For any ideal gas, the root-mean-square (rms) speed of its molecules is given by the formula

$$v_{rms}=\sqrt{\frac{3RT}{M}},$$

where $$R$$ is the universal gas constant, $$T$$ is the absolute temperature in kelvin, and $$M$$ is the molar mass of the gas in kilograms per mole. This expression follows directly from equating the kinetic-theory expression for pressure with the ideal-gas law.

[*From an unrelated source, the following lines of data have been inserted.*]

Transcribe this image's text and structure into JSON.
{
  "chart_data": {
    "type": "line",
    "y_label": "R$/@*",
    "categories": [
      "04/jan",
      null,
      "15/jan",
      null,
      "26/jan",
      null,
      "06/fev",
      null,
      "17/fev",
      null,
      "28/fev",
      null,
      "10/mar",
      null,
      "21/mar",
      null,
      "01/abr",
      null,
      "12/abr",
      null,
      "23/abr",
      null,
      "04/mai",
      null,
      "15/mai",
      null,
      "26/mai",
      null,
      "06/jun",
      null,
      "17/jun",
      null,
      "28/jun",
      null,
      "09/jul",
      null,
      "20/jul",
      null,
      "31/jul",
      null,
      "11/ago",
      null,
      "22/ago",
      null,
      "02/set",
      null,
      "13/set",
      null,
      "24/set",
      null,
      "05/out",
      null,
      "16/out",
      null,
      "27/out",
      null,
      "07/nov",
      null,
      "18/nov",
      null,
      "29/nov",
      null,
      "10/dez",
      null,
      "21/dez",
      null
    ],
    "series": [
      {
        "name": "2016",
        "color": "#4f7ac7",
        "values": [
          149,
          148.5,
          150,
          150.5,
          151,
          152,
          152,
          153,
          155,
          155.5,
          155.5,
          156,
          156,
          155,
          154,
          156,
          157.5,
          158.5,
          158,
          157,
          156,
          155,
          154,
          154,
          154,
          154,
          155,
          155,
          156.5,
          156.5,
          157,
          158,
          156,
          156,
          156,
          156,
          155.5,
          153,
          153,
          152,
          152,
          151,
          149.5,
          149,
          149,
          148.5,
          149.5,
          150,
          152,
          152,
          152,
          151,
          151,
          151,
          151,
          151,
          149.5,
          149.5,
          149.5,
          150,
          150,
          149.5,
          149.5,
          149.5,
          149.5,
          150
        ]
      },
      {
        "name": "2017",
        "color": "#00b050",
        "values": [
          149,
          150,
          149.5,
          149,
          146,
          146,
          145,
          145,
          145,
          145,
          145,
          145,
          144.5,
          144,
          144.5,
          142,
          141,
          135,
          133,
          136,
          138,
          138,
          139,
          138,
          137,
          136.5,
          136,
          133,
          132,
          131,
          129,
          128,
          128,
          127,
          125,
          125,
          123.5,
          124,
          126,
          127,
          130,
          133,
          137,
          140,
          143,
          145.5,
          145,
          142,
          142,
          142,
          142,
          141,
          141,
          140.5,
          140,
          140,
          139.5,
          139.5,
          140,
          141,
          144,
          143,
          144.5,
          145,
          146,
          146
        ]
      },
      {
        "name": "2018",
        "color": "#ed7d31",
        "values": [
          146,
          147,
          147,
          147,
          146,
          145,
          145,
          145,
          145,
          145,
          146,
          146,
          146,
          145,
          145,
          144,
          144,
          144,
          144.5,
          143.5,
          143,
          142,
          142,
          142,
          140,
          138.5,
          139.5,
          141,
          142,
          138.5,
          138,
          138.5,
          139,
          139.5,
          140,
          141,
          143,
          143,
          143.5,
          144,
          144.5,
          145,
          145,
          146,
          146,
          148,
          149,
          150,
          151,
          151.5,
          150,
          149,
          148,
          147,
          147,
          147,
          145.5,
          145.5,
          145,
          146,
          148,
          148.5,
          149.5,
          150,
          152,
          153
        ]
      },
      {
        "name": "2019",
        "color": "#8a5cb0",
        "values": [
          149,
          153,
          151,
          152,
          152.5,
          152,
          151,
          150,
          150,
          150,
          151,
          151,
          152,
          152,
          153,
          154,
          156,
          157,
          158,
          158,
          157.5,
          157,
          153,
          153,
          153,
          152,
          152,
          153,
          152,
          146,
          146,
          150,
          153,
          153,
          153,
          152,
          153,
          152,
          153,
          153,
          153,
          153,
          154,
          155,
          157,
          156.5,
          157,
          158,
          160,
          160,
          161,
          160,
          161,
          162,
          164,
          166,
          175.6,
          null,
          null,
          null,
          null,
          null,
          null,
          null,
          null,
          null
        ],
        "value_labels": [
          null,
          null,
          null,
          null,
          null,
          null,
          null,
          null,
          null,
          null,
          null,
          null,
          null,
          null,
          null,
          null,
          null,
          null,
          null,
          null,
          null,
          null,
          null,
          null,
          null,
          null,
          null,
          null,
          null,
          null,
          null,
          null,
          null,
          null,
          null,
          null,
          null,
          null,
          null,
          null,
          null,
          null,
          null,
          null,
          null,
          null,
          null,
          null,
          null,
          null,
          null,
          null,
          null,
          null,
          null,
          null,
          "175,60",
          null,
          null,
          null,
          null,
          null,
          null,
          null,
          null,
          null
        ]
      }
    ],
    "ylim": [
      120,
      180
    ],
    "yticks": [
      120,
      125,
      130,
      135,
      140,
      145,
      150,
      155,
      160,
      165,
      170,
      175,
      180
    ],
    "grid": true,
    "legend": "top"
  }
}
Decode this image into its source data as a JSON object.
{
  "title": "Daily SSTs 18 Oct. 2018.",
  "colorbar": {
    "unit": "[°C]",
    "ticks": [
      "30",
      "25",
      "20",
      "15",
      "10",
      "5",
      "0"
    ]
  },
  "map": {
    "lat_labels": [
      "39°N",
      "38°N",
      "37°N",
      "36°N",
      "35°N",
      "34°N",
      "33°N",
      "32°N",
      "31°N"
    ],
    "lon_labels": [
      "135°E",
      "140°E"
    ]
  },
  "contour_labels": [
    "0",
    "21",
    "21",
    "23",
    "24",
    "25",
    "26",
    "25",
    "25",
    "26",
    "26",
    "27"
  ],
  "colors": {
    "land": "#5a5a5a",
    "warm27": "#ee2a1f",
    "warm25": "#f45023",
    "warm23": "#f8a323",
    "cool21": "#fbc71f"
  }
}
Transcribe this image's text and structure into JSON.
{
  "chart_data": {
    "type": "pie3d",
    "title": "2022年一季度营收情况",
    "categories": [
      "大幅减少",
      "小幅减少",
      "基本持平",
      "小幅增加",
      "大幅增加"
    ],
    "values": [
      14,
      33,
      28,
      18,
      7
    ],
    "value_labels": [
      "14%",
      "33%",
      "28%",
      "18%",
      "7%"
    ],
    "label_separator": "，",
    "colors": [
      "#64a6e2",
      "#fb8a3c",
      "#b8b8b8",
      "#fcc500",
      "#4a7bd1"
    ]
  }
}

We are asked to compare the rms speeds of helium and argon at the same temperature. Because $$R$$ and $$T$$ are identical for both gases, the ratio of their rms speeds will depend only on the inverse square root of their molar masses. Mathematically, we can write

$$\frac{v_{rms}(\text{helium})}{v_{rms}(\text{argon})} =\sqrt{\frac{3RT/M_{\text{He}}}{3RT/M_{\text{Ar}}}} =\sqrt{\frac{M_{\text{Ar}}}{M_{\text{He}}}}.$$

Now we substitute the numerical molar masses. The atomic (and hence molar) mass of helium is given as $$4\ \text{u}=4\ \text{g mol}^{-1}$$, while that of argon is $$40\ \text{u}=40\ \text{g mol}^{-1}$$. Converting grams per mole to kilograms per mole is not necessary for a ratio because the factor of $$10^{-3}$$ cancels out, but we can still show it explicitly:

$$M_{\text{He}} = 4\ \text{g mol}^{-1}=4\times10^{-3}\ \text{kg mol}^{-1},$$

$$M_{\text{Ar}} = 40\ \text{g mol}^{-1}=40\times10^{-3}\ \text{kg mol}^{-1}.$$

Substituting these values into the ratio expression, we obtain

$$\frac{v_{rms}(\text{He})}{v_{rms}(\text{Ar})} =\sqrt{\frac{40\times10^{-3}}{4\times10^{-3}}} =\sqrt{\frac{40}{4}} =\sqrt{10} \approx 3.162.$$

This numerical value is closest to $$3.16$$ in the given options.

Hence, the correct answer is Option D.